In Cuarón’s reimagining of this genre, the deep blue sea is replaced by a transparent, airless region of space two hundred miles or so above the surface of the Earth. Vacuum and extreme temperature are the the ever-present predators here, kept at bay by the thin white line of spacesuit and the thin gold one of visor. An expanding cascade of high-velocity space-debris destroys all possibility of communication with Mission Control, drawing the curtain of isolation tightly about our astronauts. To make matters worse, this very same storm of orbiting shrapnel rains down like clockwork every ninety minutes, growing in intensity and destructive force with each circling of the planet. Minutes count. There will be no ticking off the passage of days by anyone with marks on the side of a life raft. Eventually Ryan’s isolation is made total as her partner Kowalski drifts off into the void at the end of the first act of the film. In this environment, hunger and thirst aren't killers; death comes quickly when oxygen runs out.

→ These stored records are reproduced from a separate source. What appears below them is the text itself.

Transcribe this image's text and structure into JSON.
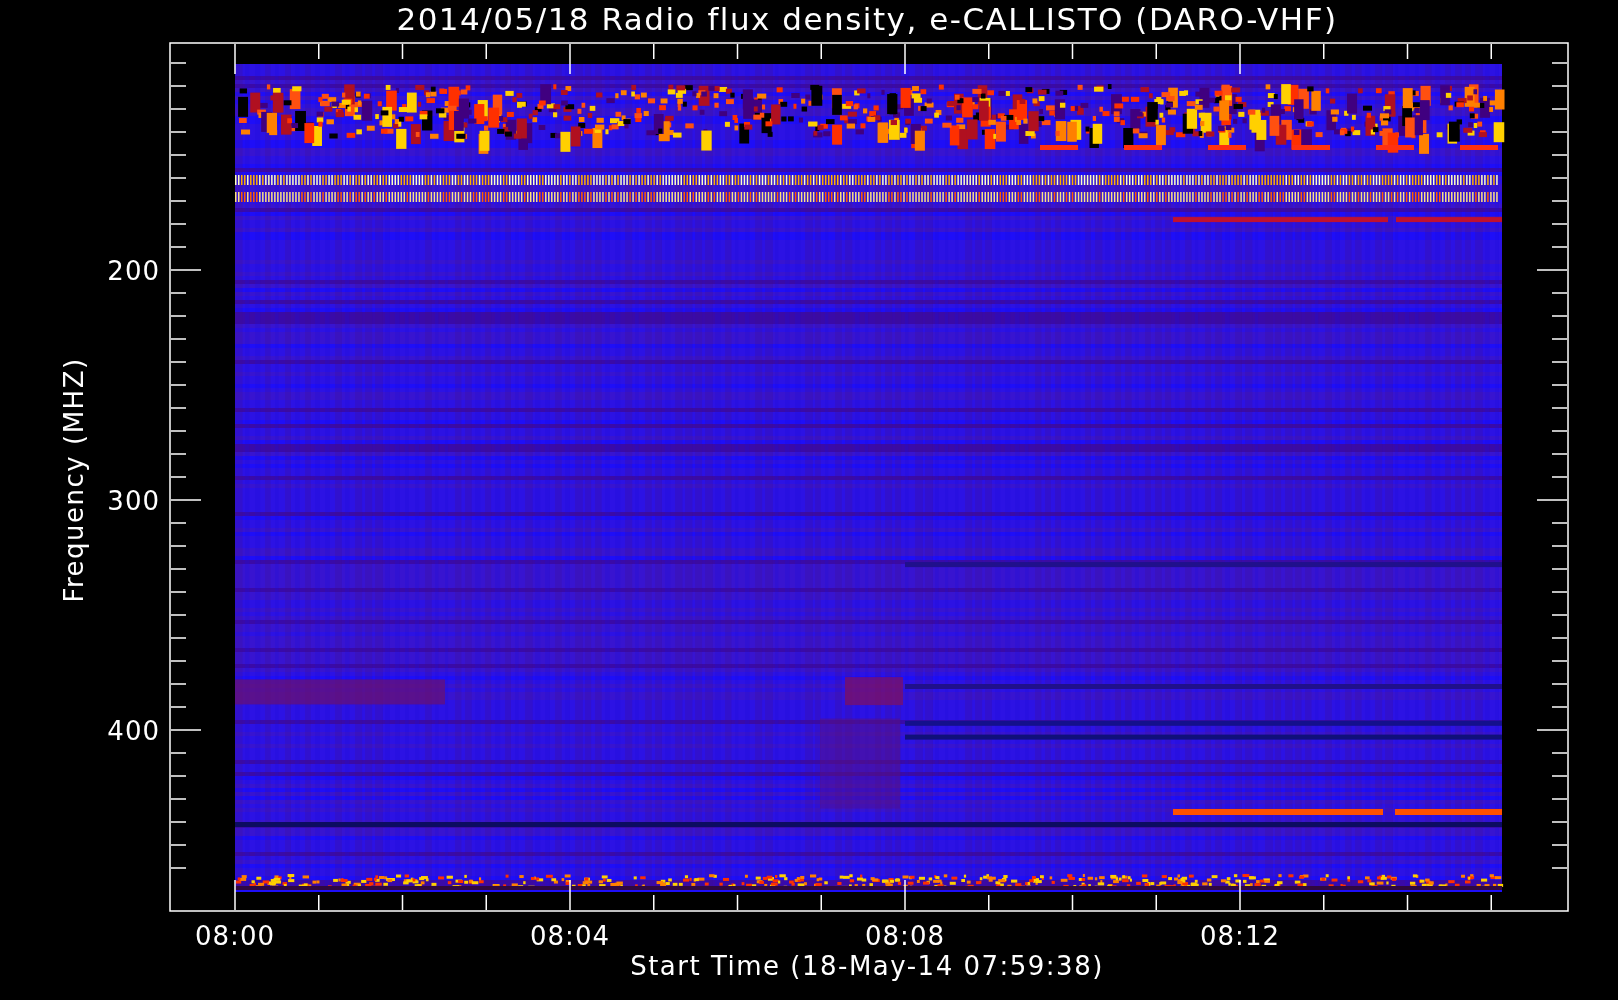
{
  "title": "2014/05/18  Radio flux density, e-CALLISTO (DARO-VHF)",
  "y_axis": {
    "label": "Frequency (MHZ)",
    "tick_labels": [
      "200",
      "300",
      "400"
    ]
  },
  "x_axis": {
    "label": "Start Time (18-May-14 07:59:38)",
    "tick_labels": [
      "08:00",
      "08:04",
      "08:08",
      "08:12"
    ]
  }
}
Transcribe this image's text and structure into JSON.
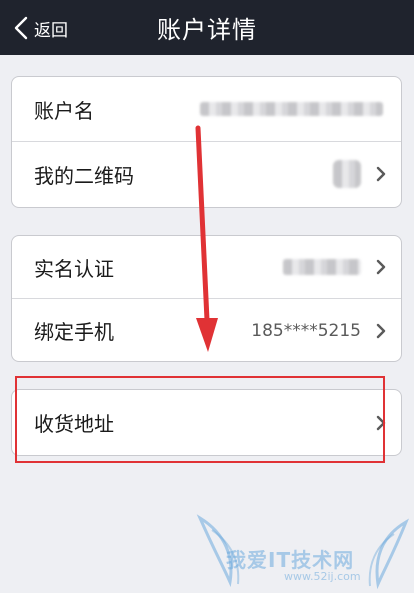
{
  "navbar": {
    "back_label": "返回",
    "title": "账户详情"
  },
  "groups": [
    {
      "rows": [
        {
          "label": "账户名",
          "value": "",
          "value_blurred": true,
          "has_chevron": false
        },
        {
          "label": "我的二维码",
          "value": "",
          "value_blurred": true,
          "has_chevron": true
        }
      ]
    },
    {
      "rows": [
        {
          "label": "实名认证",
          "value": "",
          "value_blurred": true,
          "has_chevron": true
        },
        {
          "label": "绑定手机",
          "value": "185****5215",
          "value_blurred": false,
          "has_chevron": true
        }
      ]
    },
    {
      "rows": [
        {
          "label": "收货地址",
          "value": "",
          "value_blurred": false,
          "has_chevron": true
        }
      ]
    }
  ],
  "watermark": {
    "text": "我爱IT技术网",
    "subtext": "www.52ij.com"
  },
  "colors": {
    "navbar_bg": "#1f232d",
    "page_bg": "#eeeff3",
    "annotation_red": "#e03235"
  },
  "icons": {
    "back": "chevron-left-icon",
    "row_arrow": "chevron-right-icon"
  }
}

|International Space Station,|
May 29, 2011
This is where Overbye's objection about the location of the International Space Station so close to the Hubble comes into the picture. Having stranded his hero, Cuarón is obligated to provide her with a way home. He must do so while remaining faithful to his artistic vision for the film, which means staying true to a recreation of contemporary space technology. So, in defiance of historical fact, the director places the Space Station nearby the orbiting Hubble telescope. It will provide Ryan with a temporary place of refuge and the possibility of using the attached Soyuz spacecraft as a lifeboat to ferry her to Earth and to safety. It will also provide the director with the opportunity to demonstrate his virtuosity at bringing this beautiful and intricately constructed space habitat to life on the screen.
Allowing the Space Station and the Hubble to share the stage in Gravity
is a concession which permits the director to relocate the traditional shipwrecked survivor tale to low Earth orbit. The story must supply some way for Ryan to save herself. Using the Space Station seems a reasonable choice, given the artistic restrictions that Cuarón has imposed on himself. In addition, we are rewarded as a result of this choice by a display of CG verisimilitude that is all the more compelling because it is rooted in detail that can be found only in existing engineering marvels such as the International Space Station.
This bargain offered by Gravity
was more than enough to meet my criteria for suspension of disbelief. I willingly accepted its premises and, thanks to Alfonso Cuarón, got a plausible and compelling tale of triumph against all odds in return.